What is a Target Audience?

A target audience is the group(s) of people a business wants to engage with, aiming to eventually sell their product or service to the consumer (in B2C settings) or the purchase decision-maker (in the B2B setting). But the key to a successful definition of a target audience requires specificity. Usually, the parameters of a target audience fall within demographic or behavioral boundaries, such as male corporate businessmen aged 35-50.

Defining a target audience helps the business refine marketing and sales strategies and identify a buyer persona or the business’s ideal customer. The buyer persona is based on characteristics of the target audience, like age, location, income, marital status, etc. This information offers insight into the buyers’ psyche and purchase journey.

Defining a Target Audience

To be sure, defining a target audience and the accompanying buyer personas is not a short and easy process. But there are a few key steps that we will briefly review:

  1. Analyze your customers. Your existing customer base is a great place to start for information on your target audience. Find out their demographics, like age, gender, location, hobbies, income bracket, etc. Something you’re doing is already working—find out what it is!
  2. Research market trends and competitors. Knowing where the industry is going and what your competitors are successfully doing will help you figure out where you fit and which people need the products or services you offer. Google Analytics is also great for learning more about how users navigate your website.
  3. Decide who your target audience isn’t. Eliminating those people from your scope who clearly don’t fit your desired audience is a simple way to ensure you’re targeting the correct groups with marketing and sales efforts.
  4. Continue Refining. Once you’ve determined who your target audience is, make sure you continuously refine and alter your target audience when appropriate. For example, shifts in either industry trends or internal product/service offerings are a great time to reevaluate your target audience.

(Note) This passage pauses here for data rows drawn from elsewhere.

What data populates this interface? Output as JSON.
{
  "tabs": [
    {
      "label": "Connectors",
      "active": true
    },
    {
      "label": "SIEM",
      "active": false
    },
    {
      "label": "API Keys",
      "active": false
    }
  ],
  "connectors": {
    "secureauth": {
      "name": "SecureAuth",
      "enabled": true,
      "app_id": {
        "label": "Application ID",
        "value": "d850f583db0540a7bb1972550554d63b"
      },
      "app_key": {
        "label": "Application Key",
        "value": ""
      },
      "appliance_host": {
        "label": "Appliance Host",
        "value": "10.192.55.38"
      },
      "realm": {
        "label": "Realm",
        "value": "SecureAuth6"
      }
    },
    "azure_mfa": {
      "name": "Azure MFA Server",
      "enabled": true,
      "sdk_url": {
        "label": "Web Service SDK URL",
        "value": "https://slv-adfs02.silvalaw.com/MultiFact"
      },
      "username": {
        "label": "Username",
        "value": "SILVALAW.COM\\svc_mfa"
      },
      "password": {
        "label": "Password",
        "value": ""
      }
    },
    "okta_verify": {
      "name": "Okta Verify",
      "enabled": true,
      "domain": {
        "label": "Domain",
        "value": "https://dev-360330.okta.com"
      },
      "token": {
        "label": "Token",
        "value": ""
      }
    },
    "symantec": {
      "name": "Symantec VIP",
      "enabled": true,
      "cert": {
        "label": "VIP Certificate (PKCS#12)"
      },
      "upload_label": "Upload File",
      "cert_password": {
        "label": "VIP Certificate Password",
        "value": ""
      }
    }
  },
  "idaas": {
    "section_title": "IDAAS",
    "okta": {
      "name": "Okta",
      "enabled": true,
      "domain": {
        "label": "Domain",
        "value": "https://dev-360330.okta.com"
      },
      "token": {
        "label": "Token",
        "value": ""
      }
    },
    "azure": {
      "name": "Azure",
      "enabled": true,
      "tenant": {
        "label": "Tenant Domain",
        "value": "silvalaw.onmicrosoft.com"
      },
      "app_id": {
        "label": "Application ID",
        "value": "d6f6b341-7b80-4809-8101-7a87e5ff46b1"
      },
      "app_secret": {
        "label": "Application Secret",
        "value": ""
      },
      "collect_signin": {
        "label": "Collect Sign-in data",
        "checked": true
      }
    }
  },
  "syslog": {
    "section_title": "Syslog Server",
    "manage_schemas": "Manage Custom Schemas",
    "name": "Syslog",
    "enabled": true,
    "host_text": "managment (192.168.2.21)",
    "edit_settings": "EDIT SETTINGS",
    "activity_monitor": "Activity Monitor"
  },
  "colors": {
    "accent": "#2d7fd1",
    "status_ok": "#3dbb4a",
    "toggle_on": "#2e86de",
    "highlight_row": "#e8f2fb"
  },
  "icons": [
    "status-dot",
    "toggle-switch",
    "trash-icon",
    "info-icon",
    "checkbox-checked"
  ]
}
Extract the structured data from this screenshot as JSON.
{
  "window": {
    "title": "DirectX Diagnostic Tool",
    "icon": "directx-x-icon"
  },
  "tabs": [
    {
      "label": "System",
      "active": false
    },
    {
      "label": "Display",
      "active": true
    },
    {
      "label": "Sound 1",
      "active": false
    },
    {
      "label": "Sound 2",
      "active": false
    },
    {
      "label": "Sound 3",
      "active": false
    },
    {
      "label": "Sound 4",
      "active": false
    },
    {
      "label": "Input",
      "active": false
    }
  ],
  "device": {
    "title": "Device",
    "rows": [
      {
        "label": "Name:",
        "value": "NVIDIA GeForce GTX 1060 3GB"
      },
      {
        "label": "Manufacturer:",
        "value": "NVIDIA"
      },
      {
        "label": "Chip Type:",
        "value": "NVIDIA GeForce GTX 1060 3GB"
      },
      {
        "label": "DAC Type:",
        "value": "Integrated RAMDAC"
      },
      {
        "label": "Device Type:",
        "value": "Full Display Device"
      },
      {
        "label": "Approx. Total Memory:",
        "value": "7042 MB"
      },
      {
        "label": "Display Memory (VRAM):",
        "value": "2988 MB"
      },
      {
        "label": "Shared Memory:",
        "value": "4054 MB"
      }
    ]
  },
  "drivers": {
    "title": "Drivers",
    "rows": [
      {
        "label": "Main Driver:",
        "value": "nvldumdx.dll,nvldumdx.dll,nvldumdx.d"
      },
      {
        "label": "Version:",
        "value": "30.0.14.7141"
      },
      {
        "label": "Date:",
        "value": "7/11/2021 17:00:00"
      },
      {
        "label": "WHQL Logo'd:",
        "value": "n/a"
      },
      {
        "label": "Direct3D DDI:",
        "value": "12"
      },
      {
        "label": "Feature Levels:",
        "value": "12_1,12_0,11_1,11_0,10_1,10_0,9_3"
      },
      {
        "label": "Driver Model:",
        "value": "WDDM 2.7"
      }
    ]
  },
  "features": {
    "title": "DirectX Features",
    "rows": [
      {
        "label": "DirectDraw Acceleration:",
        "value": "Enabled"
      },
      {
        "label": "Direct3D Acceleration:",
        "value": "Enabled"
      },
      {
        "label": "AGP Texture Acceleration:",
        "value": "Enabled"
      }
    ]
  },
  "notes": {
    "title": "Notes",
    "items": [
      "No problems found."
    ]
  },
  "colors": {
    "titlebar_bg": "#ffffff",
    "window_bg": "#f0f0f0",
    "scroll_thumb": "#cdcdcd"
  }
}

There are many online resources to help you define your target audience, including those from Hubspot, Marketing Evolution, and marketing guru Neil Patel,

How to Target Your Audience with Sign Design

When we speak about the target audience in regard to signage, we’re speaking primarily about the aesthetic or visual branding of your business. Your target audience should help define your business’s logo, color schemes, and preferred font. And it’s a no-brainer that you should include these design elements in your signage as it is your most crucial visual branding asset. There are many other design elements to consider as well. Check them out in our blog!

While your signage includes the primary sign you likely have outside your facility, it also includes wayfinding signs, ADA-compliant signage, window vinyls, and other on-site branding elements. Your visual branding standards must cover all of these signs.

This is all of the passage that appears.